Families play a large role in igniting children's interest in science pathways, but they may not always have access to high-quality materials that demonstrate clear connections between science and their daily lives. This project will address this issue by developing high-interest materials that teach the science of food preparation to families with children ages 7-13. These materials include the following four components: (a) Food Labs, food-based investigations taking place in museums or in food service facilities; (b) take-home kits allowing families to conduct similar types of Food Labs at home; (c) a series of question starters called Promoting Interest and Engagement in Science (PIES) designed to facilitate meaningful family conversations around food preparation; and (d) a mobile app designed to deepen families' understandings of relevant science concepts and containing embedded measures of STEM learning. This project will advance knowledge regarding features of take-home materials that foster family science learning and ignite children's interest in science pathways.
This Innovations in Development Project will result in empirically-tested instructional materials that support families, with children ages 7-13, in conducting scientific investigations and holding scientific conversations related to food preparation.

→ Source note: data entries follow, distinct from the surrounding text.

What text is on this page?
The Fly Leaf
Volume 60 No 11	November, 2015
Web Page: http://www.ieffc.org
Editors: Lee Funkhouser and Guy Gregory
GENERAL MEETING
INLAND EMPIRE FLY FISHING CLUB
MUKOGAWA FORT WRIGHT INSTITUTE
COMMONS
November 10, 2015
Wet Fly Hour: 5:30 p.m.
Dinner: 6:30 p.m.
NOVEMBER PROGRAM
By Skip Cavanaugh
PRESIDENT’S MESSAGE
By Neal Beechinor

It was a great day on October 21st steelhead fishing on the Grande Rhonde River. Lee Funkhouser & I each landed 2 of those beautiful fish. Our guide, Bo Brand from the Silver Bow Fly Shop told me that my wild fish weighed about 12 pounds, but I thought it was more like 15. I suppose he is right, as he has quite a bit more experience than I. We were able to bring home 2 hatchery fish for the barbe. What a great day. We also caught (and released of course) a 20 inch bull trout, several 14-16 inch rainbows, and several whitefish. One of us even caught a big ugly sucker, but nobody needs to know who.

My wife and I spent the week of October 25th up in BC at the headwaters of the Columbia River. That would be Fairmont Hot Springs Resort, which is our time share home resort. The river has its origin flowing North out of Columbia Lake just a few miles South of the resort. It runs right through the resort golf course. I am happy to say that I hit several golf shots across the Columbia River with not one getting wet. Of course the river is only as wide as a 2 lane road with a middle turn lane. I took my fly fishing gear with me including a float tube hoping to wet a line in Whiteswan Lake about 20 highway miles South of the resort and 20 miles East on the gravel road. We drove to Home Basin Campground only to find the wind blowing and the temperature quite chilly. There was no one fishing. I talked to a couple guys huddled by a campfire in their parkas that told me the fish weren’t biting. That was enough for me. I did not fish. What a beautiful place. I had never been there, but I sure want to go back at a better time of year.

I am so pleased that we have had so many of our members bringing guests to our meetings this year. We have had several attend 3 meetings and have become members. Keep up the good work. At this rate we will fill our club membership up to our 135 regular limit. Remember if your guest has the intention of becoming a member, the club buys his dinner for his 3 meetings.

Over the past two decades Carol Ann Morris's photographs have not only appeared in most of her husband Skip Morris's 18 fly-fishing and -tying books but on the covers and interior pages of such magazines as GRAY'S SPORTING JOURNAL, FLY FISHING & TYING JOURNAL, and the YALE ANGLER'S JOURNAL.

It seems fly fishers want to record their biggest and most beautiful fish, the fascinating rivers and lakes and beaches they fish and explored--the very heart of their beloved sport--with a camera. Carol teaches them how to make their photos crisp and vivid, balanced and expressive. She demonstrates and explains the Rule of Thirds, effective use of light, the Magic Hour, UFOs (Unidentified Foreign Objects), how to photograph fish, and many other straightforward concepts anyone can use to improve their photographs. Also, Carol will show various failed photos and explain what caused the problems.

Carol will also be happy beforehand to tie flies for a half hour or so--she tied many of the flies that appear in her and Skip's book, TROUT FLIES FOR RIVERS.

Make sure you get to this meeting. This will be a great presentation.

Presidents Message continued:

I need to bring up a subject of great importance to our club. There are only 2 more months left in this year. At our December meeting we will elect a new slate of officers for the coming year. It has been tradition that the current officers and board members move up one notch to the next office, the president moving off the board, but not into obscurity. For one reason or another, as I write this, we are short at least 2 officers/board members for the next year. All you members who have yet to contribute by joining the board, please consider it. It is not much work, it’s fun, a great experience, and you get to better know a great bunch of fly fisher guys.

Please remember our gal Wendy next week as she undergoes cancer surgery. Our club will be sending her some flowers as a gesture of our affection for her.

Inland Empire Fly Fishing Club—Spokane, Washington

Kent State University, in partnership with The Cincinnati Museum Center and La Soupe, a food service provider for families who face food insecurity, will collaboratively develop and test the four interrelated sets of instructional materials mentioned above that are designed to deepen families' scientific content knowledge related to the chemistry of food preparation. To iteratively design and evaluate these materials, the team will conduct both laboratory and in-vivo experiments using a Solomon design with a pre- and post-demonstration survey. The survey will measure children's interest, knowledge, and engagement. For a month after interacting with instructional materials, families will document their science activity at home through the app. Additionally, through analyzing audio-recordings, the team will determine whether and how families ask questions using the PIES materials. Finally, post-demonstration interviews with participating families will focus on the usability and accessibility of the instructional materials. Quantitative and qualitative analyses of the pre-post surveys, interview transcripts, and audio-recordings will be used to improve the instructional materials, and the revised materials will be re-assessed using the same experimental methods and outcome measures. The final set of instructional materials will be developed and widely disseminated for easy use at other science museums, food service providers, and in families' homes. This project leverages partnerships to generate empirical knowledge on features of learning environments that support family science learning and engagement, resulting in empirically-based materials designed to broaden participation in science. This project is funded by the Advancing Informal STEM Learning (AISL) program, which seeks to advance new approaches to, and evidence-based understanding of, the design and development of STEM learning in informal environments. This includes providing multiple pathways for broadening access to and engagement in STEM learning experiences, advancing innovative research on and assessment of STEM learning in informal environments, and developing understandings of deeper learning by participants.
This award reflects NSF's statutory mission and has been deemed worthy of support through evaluation using the Foundation's intellectual merit and broader impacts review criteria.